Partageant la « riche tribune, avec un bel aréopage que peu d’associations dans le Var peut rassembler », selon le maire de Figanières Bernard Chilini, Philippe Laureri prend plaisir à mesurer une fois encore le fort soutien, unanime, de tous les partenaires. Soutien moral, évidemment, mais surtout financier, puisqu’il s’agit bien du nerf de la guerre, par exemple du conseil régional, du conseil départemental, de l’État, ou encore d’Enedis qui profitait de l’occasion pour renouveler une convention avec l’association. « Vous êtes les yeux du distributeur d’électricité » résumait Nathalie Alexandre, directrice varoise de l’entreprise.

« C’est beau une salle pleine de bénévoles, qui donnent de leur temps pour les autres, et pour le patrimoine forestier », estimait Bernard Chilini.

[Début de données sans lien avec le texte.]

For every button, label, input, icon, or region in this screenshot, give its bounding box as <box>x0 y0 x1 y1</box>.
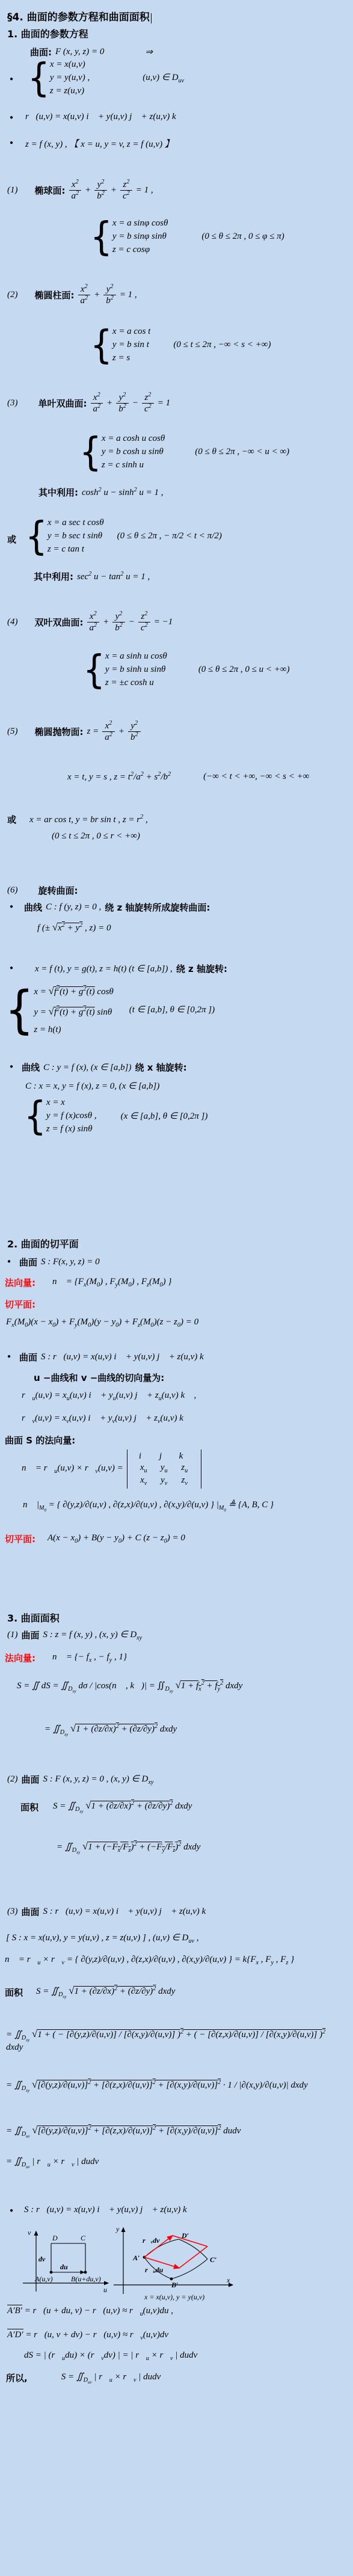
case-line: z = c tan t <box>48 543 104 556</box>
frac-num: z2 <box>142 392 154 404</box>
surface-name: 旋转曲面: <box>38 884 78 897</box>
normal-determinant-line: n⃗ = r⃗u(u,v) × r⃗v(u,v) = i⃗ j⃗ k⃗ xu y… <box>22 1449 201 1489</box>
frac-num: y2 <box>112 611 125 622</box>
operator: − <box>129 617 135 627</box>
area-label: 面积 <box>5 1986 23 1999</box>
det-cell: yv <box>154 1475 174 1487</box>
point-B-label: B(u+du,v) <box>71 2275 101 2283</box>
label: 绕 x 轴旋转: <box>135 1061 187 1074</box>
revolution-z-equation: f (± √x2 + y2 , z) = 0 <box>37 921 111 933</box>
tangent-plane-label: 切平面: <box>5 1298 35 1311</box>
case-line: x = √f2(t) + g2(t) cosθ <box>34 980 113 1001</box>
point-A-dot <box>50 2271 53 2274</box>
case-line: x = a sec t cosθ <box>48 516 104 529</box>
domain-note: (u,v) ∈ Duv <box>143 72 184 84</box>
example-6-heading: (6) 旋转曲面: <box>7 884 78 897</box>
du-label: du <box>60 2263 68 2271</box>
det-cell: xu <box>134 1463 154 1474</box>
parametric-bracket-line: [ S : x = x(u,v), y = y(u,v) , z = z(u,v… <box>6 1932 198 1944</box>
label: 曲面 <box>19 1256 37 1268</box>
example-3-heading: (3) 单叶双曲面: x2a2 + y2b2 − z2c2 = 1 <box>7 392 170 414</box>
frac-num: y2 <box>94 179 107 191</box>
bullet-icon: ● <box>10 76 13 82</box>
case-line: x = a sinh u cosθ <box>105 650 167 663</box>
case-line: y = y(u,v) , <box>50 71 90 84</box>
operator: + <box>103 617 109 627</box>
label: 其中利用: <box>38 486 78 499</box>
bullet-icon: ● <box>10 965 13 971</box>
left-brace: { <box>90 217 112 256</box>
mapping-caption: x = x(u,v), y = y(u,v) <box>144 2293 204 2301</box>
tangent-vectors-label: u −曲线和 v −曲线的切向量为: <box>34 1371 164 1384</box>
bullet-icon: ● <box>7 1258 11 1265</box>
formula-text: n⃗ = r⃗u(u,v) × r⃗v(u,v) = <box>22 1463 123 1475</box>
formula-text: C : y = f (x), (x ∈ [a,b]) <box>43 1062 131 1073</box>
operator: + <box>94 290 100 300</box>
case-line: y = b sinφ sinθ <box>112 230 168 243</box>
case-line: z = z(u,v) <box>50 84 90 97</box>
item-number: (4) <box>7 617 18 627</box>
area-case-1-heading: (1) 曲面 S : z = f (x, y) , (x, y) ∈ Dxy <box>7 1629 142 1641</box>
AD-approx-line: A′D′ = r⃗(u, v + dv) − r⃗(u,v) ≈ r⃗v(u,v… <box>7 2329 168 2341</box>
AB-approx-line: A′B′ = r⃗(u + du, v) − r⃗(u,v) ≈ r⃗u(u,v… <box>7 2305 173 2317</box>
frac-num: y2 <box>103 284 116 295</box>
area-derivation-step-4: = ∬Duv | r⃗u × r⃗v | dudv <box>6 2156 99 2169</box>
example-5-heading: (5) 椭圆抛物面: z = x2a2 + y2b2 <box>7 721 141 743</box>
point-A-label: A(u,v) <box>34 2275 53 2283</box>
lead: z = <box>87 727 99 737</box>
normal-vector-line: 法向量: n⃗ = {− fx , − fy , 1} <box>5 1652 127 1664</box>
case-line: y = √f2(t) + g2(t) sinθ <box>34 1001 113 1021</box>
det-cell: zv <box>174 1475 195 1487</box>
therefore-label: 所以, <box>6 2372 28 2384</box>
formula-text: S : r⃗(u,v) = x(u,v) i⃗ + y(u,v) j⃗ + z(… <box>41 1352 210 1362</box>
left-brace: { <box>5 984 34 1035</box>
case-line: x = x(u,v) <box>50 58 90 71</box>
area-case-3-heading: (3) 曲面 S : r⃗(u,v) = x(u,v) i⃗ + y(u,v) … <box>7 1905 213 1918</box>
frac-den: c2 <box>138 622 150 633</box>
formula-text: x = f (t), y = g(t), z = h(t) (t ∈ [a,b]… <box>35 963 173 974</box>
text-cursor <box>151 13 152 23</box>
example-4-heading: (4) 双叶双曲面: x2a2 + y2b2 − z2c2 = −1 <box>7 611 173 633</box>
conclusion-line: 所以, S = ∬Duv | r⃗u × r⃗v | dudv <box>6 2371 161 2385</box>
case-line: z = ±c cosh u <box>105 676 167 689</box>
surface-parametric-line: 曲面 S : r⃗(u,v) = x(u,v) i⃗ + y(u,v) j⃗ +… <box>19 1351 210 1363</box>
tangent-plane-equation: Fx(M0)(x − x0) + Fy(M0)(y − y0) + Fz(M0)… <box>6 1317 198 1329</box>
item-number: (3) <box>7 1907 18 1917</box>
det-cell: yu <box>154 1463 174 1474</box>
fraction: y2b2 <box>112 611 125 633</box>
case-line: y = f (x)cosθ , <box>46 1109 97 1122</box>
bullet-icon: ● <box>10 903 13 910</box>
area-derivation-step-1: = ∬Dxy √1 + ( − [∂(y,z)/∂(u,v)] / [∂(x,y… <box>6 2028 343 2053</box>
formula-text: S = ∬Dxy √1 + (∂z/∂x)2 + (∂z/∂y)2 dxdy <box>53 1800 192 1814</box>
formula-text: A(x − x0) + B(y − y0) + C (z − z0) = 0 <box>48 1533 185 1545</box>
fraction: z2c2 <box>138 611 150 633</box>
curve-B-C <box>171 2259 207 2279</box>
area-case-2-heading: (2) 曲面 S : F (x, y, z) = 0 , (x, y) ∈ Dx… <box>7 1773 153 1786</box>
point-D-label: D <box>52 2234 58 2242</box>
surface-name: 椭球面: <box>35 184 66 197</box>
rv-vector-equation: r⃗v(u,v) = xv(u,v) i⃗ + yv(u,v) j⃗ + zv(… <box>22 1413 191 1425</box>
case-line: z = c sinh u <box>102 458 165 472</box>
fraction: x2a2 <box>69 179 82 201</box>
formula-text: S : F(x, y, z) = 0 <box>41 1257 100 1267</box>
label: 曲面 <box>22 1629 40 1641</box>
parallelogram-edge-right <box>179 2246 207 2268</box>
fraction: x2a2 <box>78 284 91 306</box>
or-label: 或 <box>7 533 16 546</box>
tangent-plane-label: 切平面: <box>5 1532 35 1545</box>
bullet-icon: ● <box>10 140 13 146</box>
revolution-z-implicit-line: 曲线 C : f (y, z) = 0 , 绕 z 轴旋转所成旋转曲面: <box>24 901 210 914</box>
surface-name: 椭圆柱面: <box>35 289 75 301</box>
rv-dv-label: r⃗ᵥdv <box>143 2236 160 2245</box>
case-line: x = a sinφ cosθ <box>112 217 168 230</box>
x-axis-label: x <box>226 2276 230 2284</box>
item-number: (1) <box>7 1630 18 1640</box>
equals-rhs: = 1 , <box>120 290 137 300</box>
left-brace: { <box>90 325 112 364</box>
revolution-param-line: x = f (t), y = g(t), z = h(t) (t ∈ [a,b]… <box>35 962 227 975</box>
frac-den: a2 <box>78 295 91 306</box>
point-B-prime-label: B′ <box>171 2281 178 2289</box>
formula-text: S = ∬Dxy √1 + (∂z/∂x)2 + (∂z/∂y)2 dxdy <box>36 1985 175 1999</box>
fraction: y2b2 <box>128 721 141 743</box>
domain-note: (0 ≤ θ ≤ 2π , 0 ≤ u < +∞) <box>198 665 290 675</box>
normal-vector-label: 法向量: <box>5 1652 35 1664</box>
item-number: (2) <box>7 1774 18 1784</box>
operator: + <box>85 185 91 195</box>
u-axis-label: u <box>103 2286 107 2294</box>
point-B-prime-dot <box>170 2278 173 2281</box>
frac-den: b2 <box>128 732 141 743</box>
normal-jacobian-line: n⃗ = r⃗u × r⃗v = { ∂(y,z)/∂(u,v) , ∂(z,x… <box>5 1955 342 1966</box>
frac-den: a2 <box>102 732 115 743</box>
formula-text: C : f (y, z) = 0 , <box>46 902 101 912</box>
tangent-plane-abc-line: 切平面: A(x − x0) + B(y − y0) + C (z − z0) … <box>5 1532 185 1545</box>
formula-text: sec2 u − tan2 u = 1 , <box>77 571 150 582</box>
frac-den: a2 <box>69 191 82 201</box>
revolution-param-cases: { x = √f2(t) + g2(t) cosθ y = √f2(t) + g… <box>5 980 215 1039</box>
area-formula-line: 面积 S = ∬Dxy √1 + (∂z/∂x)2 + (∂z/∂y)2 dxd… <box>20 1800 192 1814</box>
point-A-prime-label: A′ <box>132 2254 140 2262</box>
revolution-x-line: 曲线 C : y = f (x), (x ∈ [a,b]) 绕 x 轴旋转: <box>22 1061 187 1074</box>
left-brace: { <box>25 517 48 556</box>
formula-text: n⃗ = {Fx(M0) , Fy(M0) , Fz(M0) } <box>52 1277 171 1288</box>
frac-den: b2 <box>116 404 129 414</box>
operator: + <box>106 398 112 408</box>
area-integral-1b: = ∬Dxy √1 + (∂z/∂x)2 + (∂z/∂y)2 dxdy <box>45 1723 177 1737</box>
surface-normal-label: 曲面 S 的法向量: <box>5 1434 75 1446</box>
formula-text: x = t, y = s , z = t2/a2 + s2/b2 <box>67 771 171 782</box>
frac-den: b2 <box>103 295 116 306</box>
domain-note: (0 ≤ t ≤ 2π , −∞ < s < +∞) <box>173 340 271 350</box>
frac-num: x2 <box>78 284 91 295</box>
example-5-alt-line: 或 x = ar cos t, y = br sin t , z = r2 , <box>7 813 148 826</box>
lecture-notes-page: §4. 曲面的参数方程和曲面面积 1. 曲面的参数方程 曲面: F (x, y,… <box>0 0 353 2576</box>
frac-den: a2 <box>87 622 100 633</box>
example-3-cases: { x = a cosh u cosθ y = b cosh u sinθ z … <box>79 432 289 472</box>
area-label: 面积 <box>20 1801 38 1813</box>
normal-vector-label: 法向量: <box>5 1276 35 1289</box>
item-number: (1) <box>7 185 18 195</box>
det-cell: i⃗ <box>134 1451 154 1462</box>
bullet-icon: ● <box>10 2207 13 2214</box>
section-3-heading: 3. 曲面面积 <box>7 1611 60 1625</box>
frac-den: b2 <box>112 622 125 633</box>
area-derivation-step-3: = ∬Duv √[∂(y,z)/∂(u,v)]2 + [∂(z,x)/∂(u,v… <box>6 2124 343 2139</box>
formula-text: x = ar cos t, y = br sin t , z = r2 , <box>29 814 148 825</box>
page-title: §4. 曲面的参数方程和曲面面积 <box>7 8 152 23</box>
label: 曲面 <box>22 1905 40 1918</box>
domain-note: (0 ≤ t ≤ 2π , 0 ≤ r < +∞) <box>52 831 140 841</box>
uv-domain-figure: v u D C dv du A(u,v) B(u+du,v) <box>18 2225 115 2296</box>
normal-jacobian-equation: n⃗ |M0 = { ∂(y,z)/∂(u,v) , ∂(z,x)/∂(u,v)… <box>23 1499 274 1513</box>
operator: − <box>132 398 138 408</box>
fraction: z2c2 <box>142 392 154 414</box>
point-C-prime-label: C′ <box>210 2255 216 2264</box>
identity-note: 其中利用: cosh2 u − sinh2 u = 1 , <box>38 486 163 499</box>
revolution-x-cases: { x = x y = f (x)cosθ , z = f (x) sinθ (… <box>24 1096 207 1136</box>
bullet-icon: ● <box>10 114 13 121</box>
left-brace: { <box>83 650 105 689</box>
left-brace: { <box>79 432 102 472</box>
case-line: y = b sinh u sinθ <box>105 663 167 676</box>
frac-den: a2 <box>91 404 103 414</box>
dv-label: dv <box>38 2255 46 2263</box>
or-label: 或 <box>7 813 16 826</box>
formula-text: S = ∬Duv | r⃗u × r⃗v | dudv <box>61 2371 161 2385</box>
formula-text: n⃗ = {− fx , − fy , 1} <box>52 1652 127 1664</box>
label: 曲线 <box>22 1061 40 1074</box>
frac-num: z2 <box>120 179 132 191</box>
fraction: y2b2 <box>94 179 107 201</box>
equals-rhs: = −1 <box>154 617 173 627</box>
explicit-form-line: z = f (x, y) , 【 x = u, y = v, z = f (u,… <box>25 137 174 150</box>
label: 曲面 <box>19 1351 37 1363</box>
surface-name: 双叶双曲面: <box>35 616 84 629</box>
fraction: x2a2 <box>102 721 115 743</box>
case-line: z = h(t) <box>34 1021 113 1039</box>
det-cell: k⃗ <box>174 1451 195 1462</box>
domain-note: (0 ≤ θ ≤ 2π , − π/2 < t < π/2) <box>117 531 222 541</box>
point-D-prime-label: D′ <box>181 2231 189 2240</box>
item-number: (3) <box>7 398 18 408</box>
frac-den: c2 <box>120 191 132 201</box>
domain-note: (0 ≤ θ ≤ 2π , −∞ < u < ∞) <box>195 447 289 457</box>
operator: + <box>118 727 124 737</box>
label: 绕 z 轴旋转: <box>176 962 227 975</box>
page-title-text: §4. 曲面的参数方程和曲面面积 <box>7 11 150 23</box>
curve-definition-line: C : x = x, y = f (x), z = 0, (x ∈ [a,b]) <box>25 1080 159 1092</box>
case-line: z = s <box>112 351 150 364</box>
case-line: x = a cosh u cosθ <box>102 432 165 445</box>
y-axis-label: y <box>115 2225 120 2233</box>
example-4-cases: { x = a sinh u cosθ y = b sinh u sinθ z … <box>83 650 290 689</box>
frac-num: y2 <box>128 721 141 732</box>
case-line: x = x <box>46 1096 97 1109</box>
vector-form-line: r⃗(u,v) = x(u,v) i⃗ + y(u,v) j⃗ + z(u,v)… <box>25 112 183 122</box>
identity-note: 其中利用: sec2 u − tan2 u = 1 , <box>34 570 150 583</box>
area-formula-line: 面积 S = ∬Dxy √1 + (∂z/∂x)2 + (∂z/∂y)2 dxd… <box>5 1985 175 1999</box>
domain-note: (x ∈ [a,b], θ ∈ [0,2π ]) <box>121 1110 208 1122</box>
ru-du-label: r⃗ᵤdu <box>145 2266 164 2274</box>
surface-name: 单叶双曲面: <box>38 397 87 410</box>
area-derivation-step-2: = ∬Dxy √[∂(y,z)/∂(u,v)]2 + [∂(z,x)/∂(u,v… <box>6 2079 343 2093</box>
bullet-icon: ● <box>10 1063 13 1070</box>
label: 曲线 <box>24 901 42 914</box>
det-cell: xv <box>134 1475 154 1487</box>
fraction: y2b2 <box>103 284 116 306</box>
frac-num: y2 <box>116 392 129 404</box>
item-number: (5) <box>7 727 18 737</box>
left-brace: { <box>28 58 50 97</box>
example-1-cases: { x = a sinφ cosθ y = b sinφ sinθ z = c … <box>90 217 284 256</box>
label: 绕 z 轴旋转所成旋转曲面: <box>105 901 210 914</box>
example-2-heading: (2) 椭圆柱面: x2a2 + y2b2 = 1 , <box>7 284 137 306</box>
section-1-heading: 1. 曲面的参数方程 <box>7 26 88 40</box>
implies-arrow: ⇒ <box>145 46 153 58</box>
case-line: y = b cosh u sinθ <box>102 445 165 458</box>
point-C-label: C <box>81 2234 86 2242</box>
fraction: z2c2 <box>120 179 132 201</box>
item-number: (6) <box>7 885 18 896</box>
section-2-heading: 2. 曲面的切平面 <box>7 1237 79 1250</box>
formula-text: cosh2 u − sinh2 u = 1 , <box>82 487 163 498</box>
frac-num: x2 <box>91 392 103 404</box>
domain-note: (0 ≤ θ ≤ 2π , 0 ≤ φ ≤ π) <box>201 232 284 242</box>
example-1-heading: (1) 椭球面: x2a2 + y2b2 + z2c2 = 1 , <box>7 179 153 201</box>
ru-vector-equation: r⃗u(u,v) = xu(u,v) i⃗ + yu(u,v) j⃗ + zu(… <box>22 1391 196 1402</box>
equals-rhs: = 1 , <box>136 185 153 195</box>
frac-num: z2 <box>138 611 150 622</box>
case-line: z = f (x) sinθ <box>46 1122 97 1136</box>
fraction: y2b2 <box>116 392 129 414</box>
point-B-dot <box>84 2271 87 2274</box>
formula-text: S : z = f (x, y) , (x, y) ∈ Dxy <box>43 1629 143 1641</box>
dS-cross-product-line: dS = | (r⃗udu) × (r⃗vdv) | = | r⃗u × r⃗v… <box>24 2350 197 2362</box>
formula-text: S : F (x, y, z) = 0 , (x, y) ∈ Dxy <box>43 1773 154 1786</box>
left-brace: { <box>24 1096 46 1136</box>
area-integral-1: S = ∬ dS = ∬Dxy dσ / |cos(n⃗ , k⃗)| = ∬D… <box>17 1679 342 1694</box>
frac-num: x2 <box>87 611 100 622</box>
case-line: z = c cosφ <box>112 243 168 256</box>
label: 曲面 <box>22 1773 40 1786</box>
frac-num: x2 <box>69 179 82 191</box>
determinant: i⃗ j⃗ k⃗ xu yu zu xv yv zv <box>127 1449 201 1489</box>
surface-implicit-line: 曲面 S : F(x, y, z) = 0 <box>19 1256 100 1268</box>
xy-mapping-figure: y x r⃗ᵥdv r⃗ᵤdu A′ B′ C′ D′ x = x(u,v), … <box>111 2223 241 2304</box>
formula-text: S : r⃗(u,v) = x(u,v) i⃗ + y(u,v) j⃗ + z(… <box>43 1907 213 1917</box>
v-axis-label: v <box>28 2228 31 2237</box>
case-line: x = a cos t <box>112 325 150 338</box>
example-5-param-line: x = t, y = s , z = t2/a2 + s2/b2 (−∞ < t… <box>67 771 309 782</box>
det-cell: j⃗ <box>154 1451 174 1462</box>
area-integral-2b: = ∬Dxy √1 + (−Fx/Fz)2 + (−Fy/Fz)2 dxdy <box>57 1840 200 1855</box>
frac-den: c2 <box>142 404 154 414</box>
fraction: x2a2 <box>91 392 103 414</box>
bullet-icon: ● <box>7 1353 11 1360</box>
fraction: x2a2 <box>87 611 100 633</box>
figure-intro-line: S : r⃗(u,v) = x(u,v) i⃗ + y(u,v) j⃗ + z(… <box>24 2205 194 2215</box>
example-2-cases: { x = a cos t y = b sin t z = s (0 ≤ t ≤… <box>90 325 271 364</box>
operator: + <box>111 185 117 195</box>
det-cell: zu <box>174 1463 195 1474</box>
surface-name: 椭圆抛物面: <box>35 725 84 738</box>
parametric-cases: { x = x(u,v) y = y(u,v) , z = z(u,v) (u,… <box>28 58 184 97</box>
case-line: y = b sin t <box>112 338 150 351</box>
label: 其中利用: <box>34 570 73 583</box>
example-3-alt-cases: { x = a sec t cosθ y = b sec t sinθ z = … <box>25 516 222 556</box>
equals-rhs: = 1 <box>158 398 170 408</box>
normal-vector-line: 法向量: n⃗ = {Fx(M0) , Fy(M0) , Fz(M0) } <box>5 1276 171 1289</box>
formula-text: F (x, y, z) = 0 <box>55 47 104 57</box>
frac-den: b2 <box>94 191 107 201</box>
domain-note: (t ∈ [a,b], θ ∈ [0,2π ]) <box>129 1004 215 1015</box>
item-number: (2) <box>7 290 18 300</box>
domain-note: (−∞ < t < +∞, −∞ < s < +∞ <box>203 772 309 782</box>
case-line: y = b sec t sinθ <box>48 529 104 543</box>
frac-num: x2 <box>102 721 115 732</box>
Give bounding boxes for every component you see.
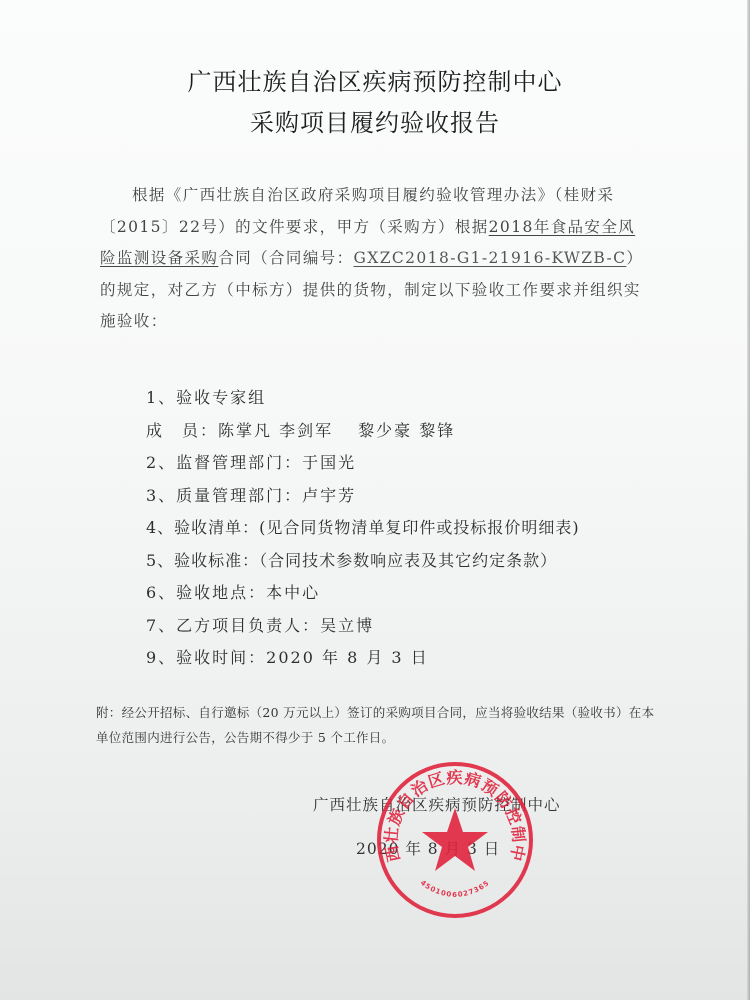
official-seal-icon: 广西壮族自治区疾病预防控制中心 4501006027365 bbox=[375, 760, 535, 920]
item-acceptance-standard: 5、验收标准：（合同技术参数响应表及其它约定条款） bbox=[146, 545, 666, 578]
item-vendor-manager: 7、乙方项目负责人：吴立博 bbox=[146, 610, 666, 643]
item-acceptance-time: 9、验收时间：2020 年 8 月 3 日 bbox=[146, 642, 666, 675]
item-expert-group: 1、验收专家组 bbox=[146, 382, 666, 415]
intro-text-2: 合同（合同编号： bbox=[218, 249, 353, 267]
appendix-note: 附：经公开招标、自行邀标（20 万元以上）签订的采购项目合同，应当将验收结果（验… bbox=[96, 700, 656, 750]
item-supervision-dept: 2、监督管理部门：于国光 bbox=[146, 447, 666, 480]
contract-number: GXZC2018-G1-21916-KWZB-C bbox=[354, 249, 627, 267]
acceptance-items-list: 1、验收专家组 成 员：陈掌凡 李剑军 黎少豪 黎锋 2、监督管理部门：于国光 … bbox=[146, 382, 666, 675]
svg-text:4501006027365: 4501006027365 bbox=[419, 879, 491, 899]
item-acceptance-location: 6、验收地点：本中心 bbox=[146, 577, 666, 610]
item-members: 成 员：陈掌凡 李剑军 黎少豪 黎锋 bbox=[146, 415, 666, 448]
intro-paragraph: 根据《广西壮族自治区政府采购项目履约验收管理办法》（桂财采〔2015〕22号）的… bbox=[100, 180, 648, 338]
document-page: 广西壮族自治区疾病预防控制中心 采购项目履约验收报告 根据《广西壮族自治区政府采… bbox=[0, 0, 750, 1000]
document-title-org: 广西壮族自治区疾病预防控制中心 bbox=[0, 62, 750, 97]
document-title-report: 采购项目履约验收报告 bbox=[0, 103, 750, 138]
item-quality-dept: 3、质量管理部门：卢宇芳 bbox=[146, 480, 666, 513]
item-acceptance-list: 4、验收清单：(见合同货物清单复印件或投标报价明细表) bbox=[146, 512, 666, 545]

L’ensemble des interlocuteurs institutionnels présents tient à exprimer des compliments – bien légitimes – à l’endroit de l’auditoire composé de centaines de femmes et d’hommes en orange. « Votre engagement bénévole sauve des hectares, des biens, et parfois aussi des vies », résume par exemple Guillaume Anton, directeur de la Cofor-Alec 83.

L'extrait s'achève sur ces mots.